Par un arrêt du 25 mai dernier, la Cour de cassation apporte d’importantes précisions concernant les conditions d’application du Pacte Dutreil prévu à l’article 787 B du CGI (Cass. com., 25 mai 2022, n° 19-25.513).
Pour une mise à jour de cet article voir l’article « Condition liée à l’activité pour le bénéfice de l’abattement Dutreil »
Tout d’abord, elle rappelle que les sociétés holding animatrices sont assimilées à des sociétés opérationnelles en raison de la nature même de leur activité (en ce sens déjà : Cass. com., 14 oct. 2020, n° 18-17.955 ; CE, 23 janv. 2020, n° 435562). Cette assimilation ne résulte pas d’une simple tolérance administrative, comme le laissent penser les commentaires de l’administration fiscale au Bofip (BOI-ENR-DMTG-10-20-40-10-20211221, n° 55).
Elle reprend ensuite la présomption qu’elle avait précédemment posée pour l’appréciation du caractère prépondérant de l’activité d’animation de groupe d’une société. Ainsi, elle confirme que le caractère principal de l’activité d’animation d’une société holding doit être retenu notamment lorsque la valeur vénale, au jour du fait générateur de l’imposition, des titres de ses filiales opérationnelles représente plus de la moitié de son actif total (en ce sens déjà : Cass. com., 14 oct. 2020, n° 18-17.955).
L’administration avait, dans un premier temps, repris intégralement cette présomption dans ses commentaires soumis à consultation publique (BOI-ENR-DMTG-10-20-40-10-20210406, n° 55), mais avait finalement supprimé la précision quant à la date d’appréciation de la prépondérance de l’activité d’animation (à savoir au jour du fait générateur de l’imposition) dans ses commentaires définitifs (BOI-ENR-DMTG-10-20-40-10-20211221, n° 55). Nous avions alors souligné que l’intention de l’administration était d’imposer que les conditions d’activité d’animation et de prépondérance de cette activité soient vérifiées pendant toute la durée des engagements collectif (ou unilatéral) et individuel (voir notamment l’article « Les nouveaux commentaires de l’administration fiscale sur le régime d’exonération Dutreil ».

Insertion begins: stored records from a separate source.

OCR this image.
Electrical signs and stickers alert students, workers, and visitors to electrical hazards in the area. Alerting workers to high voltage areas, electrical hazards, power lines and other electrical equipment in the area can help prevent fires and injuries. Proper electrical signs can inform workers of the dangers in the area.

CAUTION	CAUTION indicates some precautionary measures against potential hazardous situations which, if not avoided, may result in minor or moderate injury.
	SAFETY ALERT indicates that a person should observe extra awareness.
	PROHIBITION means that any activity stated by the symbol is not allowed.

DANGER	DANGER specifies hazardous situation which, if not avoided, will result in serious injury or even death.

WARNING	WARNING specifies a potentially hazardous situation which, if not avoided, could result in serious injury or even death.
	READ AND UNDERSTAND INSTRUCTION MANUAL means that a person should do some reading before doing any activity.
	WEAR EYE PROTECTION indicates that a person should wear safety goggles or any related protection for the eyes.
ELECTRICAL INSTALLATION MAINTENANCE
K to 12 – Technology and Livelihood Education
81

Cette thèse de l’administration fiscale avait d’ailleurs été déjà accueillie par la Cour d’appel de Rennes (CA Rennes, 1re ch., 8 oct. 2019, n° 17/08339), laquelle avait considéré que la perte par la société de sa fonction d’animatrice de groupe avant l’expiration du délai légal de conservation des parts rendait la transmission de ces parts inéligibles à l’exonération partielle, faute de satisfaire aux conditions légales.
Mais, et c’est là le point important de cette décision, pour la Cour de cassation, en statuant ainsi, la Cour d’appel, qui a ajouté à la loi une condition qu’elle ne comporte pas, a violé l’article 787 B du CGI.
Ainsi, pour la Haute juridiction, dans le silence de la loi, la condition d’activité prévue par l’article 787 B du CGI doit seulement s’apprécier au jour du fait générateur de l’imposition, à savoir au moment de la transmission des titres par donation ou succession, et n’a pas nécessairement à être respectée pendant toute la durée des engagements collectif (ou unilatéral) et individuel de conservation.
Si cet arrêt est de nature à sécuriser les transmissions opérées sous Pacte Dutreil, il faut toutefois se garder, selon nous, d’un trop grand optimisme.
En effet, il est probable que l’administration fiscale se tourne vers le législateur afin de modifier la loi sur ce point lors de la prochaine loi de finances (Pour une mise à jour de cet article voir l’article « Condition liée à l’activité pour le bénéfice de l’abattement Dutreil »). Par ailleurs, l’administration fiscale tentera vraisemblablement de se tourner vers l’abus de droit fiscal pour remettre en cause la transmission des titres d’une société qui abandonnerait trop vite son activité opérationnelle ou d’animation.